Question

$I_2\left(aq\right)+I^{-}\left(aq\right)\rightleftharpoons I_3^{-}\left(aq\right).$ We started with 1 mole of $I_2$ and 0.5 mole of $I^{-}$ in one litre flask. After equilibrium is reached, excess of $AgN{O}_3$ gave 0.25 mole of yellow precipitate.
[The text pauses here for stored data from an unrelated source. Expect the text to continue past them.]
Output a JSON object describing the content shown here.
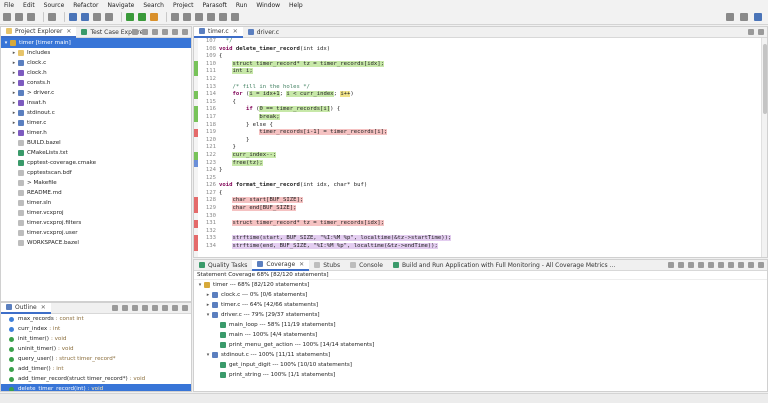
{
  "menu": [
    "File",
    "Edit",
    "Source",
    "Refactor",
    "Navigate",
    "Search",
    "Project",
    "Parasoft",
    "Run",
    "Window",
    "Help"
  ],
  "project_panel": {
    "tabs": [
      {
        "label": "Project Explorer",
        "active": true
      },
      {
        "label": "Test Case Explorer",
        "active": false
      }
    ],
    "tree": [
      {
        "label": "timer [timer main]",
        "depth": 0,
        "expanded": true,
        "icon": "project-icon",
        "selected": true
      },
      {
        "label": "Includes",
        "depth": 1,
        "icon": "folder-icon"
      },
      {
        "label": "clock.c",
        "depth": 1,
        "icon": "c-file-icon"
      },
      {
        "label": "clock.h",
        "depth": 1,
        "icon": "h-file-icon"
      },
      {
        "label": "consts.h",
        "depth": 1,
        "icon": "h-file-icon"
      },
      {
        "label": "> driver.c",
        "depth": 1,
        "icon": "c-file-icon"
      },
      {
        "label": "insat.h",
        "depth": 1,
        "icon": "h-file-icon"
      },
      {
        "label": "stdinout.c",
        "depth": 1,
        "icon": "c-file-icon"
      },
      {
        "label": "timer.c",
        "depth": 1,
        "icon": "c-file-icon"
      },
      {
        "label": "timer.h",
        "depth": 1,
        "icon": "h-file-icon"
      },
      {
        "label": "BUILD.bazel",
        "depth": 1,
        "icon": "file-icon",
        "leaf": true
      },
      {
        "label": "CMakeLists.txt",
        "depth": 1,
        "icon": "cmake-icon",
        "leaf": true
      },
      {
        "label": "cpptest-coverage.cmake",
        "depth": 1,
        "icon": "cmake-icon",
        "leaf": true
      },
      {
        "label": "cpptestscan.bdf",
        "depth": 1,
        "icon": "file-icon",
        "leaf": true
      },
      {
        "label": "> Makefile",
        "depth": 1,
        "icon": "file-icon",
        "leaf": true
      },
      {
        "label": "README.md",
        "depth": 1,
        "icon": "file-icon",
        "leaf": true
      },
      {
        "label": "timer.sln",
        "depth": 1,
        "icon": "file-icon",
        "leaf": true
      },
      {
        "label": "timer.vcxproj",
        "depth": 1,
        "icon": "file-icon",
        "leaf": true
      },
      {
        "label": "timer.vcxproj.filters",
        "depth": 1,
        "icon": "file-icon",
        "leaf": true
      },
      {
        "label": "timer.vcxproj.user",
        "depth": 1,
        "icon": "file-icon",
        "leaf": true
      },
      {
        "label": "WORKSPACE.bazel",
        "depth": 1,
        "icon": "file-icon",
        "leaf": true
      }
    ]
  },
  "outline_panel": {
    "tab": "Outline",
    "items": [
      {
        "name": "max_records",
        "type": ": const int",
        "icon": "blue",
        "prefix": "#"
      },
      {
        "name": "curr_index",
        "type": ": int",
        "icon": "blue"
      },
      {
        "name": "init_timer()",
        "type": ": void",
        "icon": "green"
      },
      {
        "name": "uninit_timer()",
        "type": ": void",
        "icon": "green"
      },
      {
        "name": "query_user()",
        "type": ": struct timer_record*",
        "icon": "green"
      },
      {
        "name": "add_timer()",
        "type": ": int",
        "icon": "green"
      },
      {
        "name": "add_timer_record(struct timer_record*)",
        "type": ": void",
        "icon": "green"
      },
      {
        "name": "delete_timer_record(int)",
        "type": ": void",
        "icon": "green",
        "selected": true
      }
    ]
  },
  "editor": {
    "tabs": [
      {
        "label": "timer.c",
        "active": true
      },
      {
        "label": "driver.c",
        "active": false
      }
    ],
    "lines": [
      {
        "n": "107",
        "segs": [
          {
            "t": "  */",
            "c": "cm"
          }
        ]
      },
      {
        "n": "108",
        "segs": [
          {
            "t": "void ",
            "c": "kw"
          },
          {
            "t": "delete_timer_record",
            "c": "b"
          },
          {
            "t": "(int idx)",
            "c": ""
          }
        ]
      },
      {
        "n": "109",
        "segs": [
          {
            "t": "{",
            "c": ""
          }
        ]
      },
      {
        "n": "110",
        "mk": "green",
        "segs": [
          {
            "t": "    ",
            "c": ""
          },
          {
            "t": "struct timer_record* tz = timer_records[idx];",
            "c": "hl-g"
          }
        ]
      },
      {
        "n": "111",
        "mk": "green",
        "segs": [
          {
            "t": "    ",
            "c": ""
          },
          {
            "t": "int i;",
            "c": "hl-g"
          }
        ]
      },
      {
        "n": "112",
        "segs": [
          {
            "t": "",
            "c": ""
          }
        ]
      },
      {
        "n": "113",
        "segs": [
          {
            "t": "    /* fill in the holes */",
            "c": "cm"
          }
        ]
      },
      {
        "n": "114",
        "mk": "green",
        "segs": [
          {
            "t": "    ",
            "c": ""
          },
          {
            "t": "for ",
            "c": "kw"
          },
          {
            "t": "(",
            "c": ""
          },
          {
            "t": "i = idx+1",
            "c": "hl-g"
          },
          {
            "t": "; ",
            "c": ""
          },
          {
            "t": "i < curr_index",
            "c": "hl-g"
          },
          {
            "t": "; ",
            "c": ""
          },
          {
            "t": "i++",
            "c": "hl-y"
          },
          {
            "t": ")",
            "c": ""
          }
        ]
      },
      {
        "n": "115",
        "segs": [
          {
            "t": "    {",
            "c": ""
          }
        ]
      },
      {
        "n": "116",
        "mk": "green",
        "segs": [
          {
            "t": "        ",
            "c": ""
          },
          {
            "t": "if ",
            "c": "kw"
          },
          {
            "t": "(",
            "c": ""
          },
          {
            "t": "0 == timer_records[i]",
            "c": "hl-g"
          },
          {
            "t": ") {",
            "c": ""
          }
        ]
      },
      {
        "n": "117",
        "mk": "green",
        "segs": [
          {
            "t": "            ",
            "c": ""
          },
          {
            "t": "break;",
            "c": "hl-g"
          }
        ]
      },
      {
        "n": "118",
        "segs": [
          {
            "t": "        } else {",
            "c": ""
          }
        ]
      },
      {
        "n": "119",
        "mk": "red",
        "segs": [
          {
            "t": "            ",
            "c": ""
          },
          {
            "t": "timer_records[i-1] = timer_records[i];",
            "c": "hl-r"
          }
        ]
      },
      {
        "n": "120",
        "segs": [
          {
            "t": "        }",
            "c": ""
          }
        ]
      },
      {
        "n": "121",
        "segs": [
          {
            "t": "    }",
            "c": ""
          }
        ]
      },
      {
        "n": "122",
        "mk": "green",
        "segs": [
          {
            "t": "    ",
            "c": ""
          },
          {
            "t": "curr_index--;",
            "c": "hl-g"
          }
        ]
      },
      {
        "n": "123",
        "mk": "blue",
        "segs": [
          {
            "t": "    ",
            "c": ""
          },
          {
            "t": "free(tz);",
            "c": "hl-g"
          }
        ]
      },
      {
        "n": "124",
        "segs": [
          {
            "t": "}",
            "c": ""
          }
        ]
      },
      {
        "n": "125",
        "segs": [
          {
            "t": "",
            "c": ""
          }
        ]
      },
      {
        "n": "126",
        "segs": [
          {
            "t": "void ",
            "c": "kw"
          },
          {
            "t": "format_timer_record",
            "c": "b"
          },
          {
            "t": "(int idx, char* buf)",
            "c": ""
          }
        ]
      },
      {
        "n": "127",
        "segs": [
          {
            "t": "{",
            "c": ""
          }
        ]
      },
      {
        "n": "128",
        "mk": "red",
        "segs": [
          {
            "t": "    ",
            "c": ""
          },
          {
            "t": "char start[BUF_SIZE];",
            "c": "hl-r"
          }
        ]
      },
      {
        "n": "129",
        "mk": "red",
        "segs": [
          {
            "t": "    ",
            "c": ""
          },
          {
            "t": "char end[BUF_SIZE];",
            "c": "hl-r"
          }
        ]
      },
      {
        "n": "130",
        "segs": [
          {
            "t": "",
            "c": ""
          }
        ]
      },
      {
        "n": "131",
        "mk": "red",
        "segs": [
          {
            "t": "    ",
            "c": ""
          },
          {
            "t": "struct timer_record* tz = timer_records[idx];",
            "c": "hl-r"
          }
        ]
      },
      {
        "n": "132",
        "segs": [
          {
            "t": "",
            "c": ""
          }
        ]
      },
      {
        "n": "133",
        "mk": "red",
        "segs": [
          {
            "t": "    ",
            "c": ""
          },
          {
            "t": "strftime(start, BUF_SIZE, \"%I:%M %p\", localtime(&tz->startTime));",
            "c": "hl-p"
          }
        ]
      },
      {
        "n": "134",
        "mk": "red",
        "segs": [
          {
            "t": "    ",
            "c": ""
          },
          {
            "t": "strftime(end, BUF_SIZE, \"%I:%M %p\", localtime(&tz->endTime));",
            "c": "hl-p"
          }
        ]
      }
    ]
  },
  "bottom_panel": {
    "tabs": [
      {
        "label": "Quality Tasks",
        "active": false
      },
      {
        "label": "Coverage",
        "active": true
      },
      {
        "label": "Stubs",
        "active": false
      },
      {
        "label": "Console",
        "active": false
      },
      {
        "label": "Build and Run Application with Full Monitoring - All Coverage Metrics ...",
        "active": false
      }
    ],
    "summary": "Statement Coverage 68% [82/120 statements]",
    "rows": [
      {
        "label": "timer --- 68% [82/120 statements]",
        "depth": 0,
        "arrow": "▾",
        "icon": "project-icon"
      },
      {
        "label": "clock.c --- 0% [0/6 statements]",
        "depth": 1,
        "arrow": "▸",
        "icon": "c-file-icon"
      },
      {
        "label": "timer.c --- 64% [42/66 statements]",
        "depth": 1,
        "arrow": "▸",
        "icon": "c-file-icon"
      },
      {
        "label": "driver.c --- 79% [29/37 statements]",
        "depth": 1,
        "arrow": "▾",
        "icon": "c-file-icon"
      },
      {
        "label": "main_loop --- 58% [11/19 statements]",
        "depth": 2,
        "arrow": "",
        "icon": "function-icon"
      },
      {
        "label": "main --- 100% [4/4 statements]",
        "depth": 2,
        "arrow": "",
        "icon": "function-icon"
      },
      {
        "label": "print_menu_get_action --- 100% [14/14 statements]",
        "depth": 2,
        "arrow": "",
        "icon": "function-icon"
      },
      {
        "label": "stdinout.c --- 100% [11/11 statements]",
        "depth": 1,
        "arrow": "▾",
        "icon": "c-file-icon"
      },
      {
        "label": "get_input_digit --- 100% [10/10 statements]",
        "depth": 2,
        "arrow": "",
        "icon": "function-icon"
      },
      {
        "label": "print_string --- 100% [1/1 statements]",
        "depth": 2,
        "arrow": "",
        "icon": "function-icon"
      }
    ]
  }
}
Equilibrium constant is:

• A. 1.33
• B. 2.66
• C. 2
• D. 3

Answer 1

The correct option is A 1.33

$I_2\left(aq\right)+I^{-}\left(aq\right)\rightleftharpoons I_3^{-}\left(aq\right)$
Initial $I_2=1$ mol and $I^{-}=0.5$ mol
$K_c=\frac{\left[I_3^{-}\right]}{\left[I_2\right]\left[I^{-}\right]}$
$I^{-}+AgN{O}_3\to \underset{yellowprecipitate}{AgI}\downarrow +N{O}_3^{-}$

0.25 moles of yellow precipitate corresponds to 0.25 moles of iodide ions at equilibrium.
0.5 - 0.25 = 0.25 moles of iodide ions have reacted with 0.25 moles of iodine to form 0.25 of iodate ions.
1 - 0.25 = 0.75 moles of iodine remains at equilibrium.
Since total volume is $1L$, the number of moles is equal to molar concentration.
$K_c=\frac{\left[I_3^{-}\right]}{\left[I_2\right]\left[I^{-}\right]}=\frac{0.25}{0.75\times 0.25}=1.33$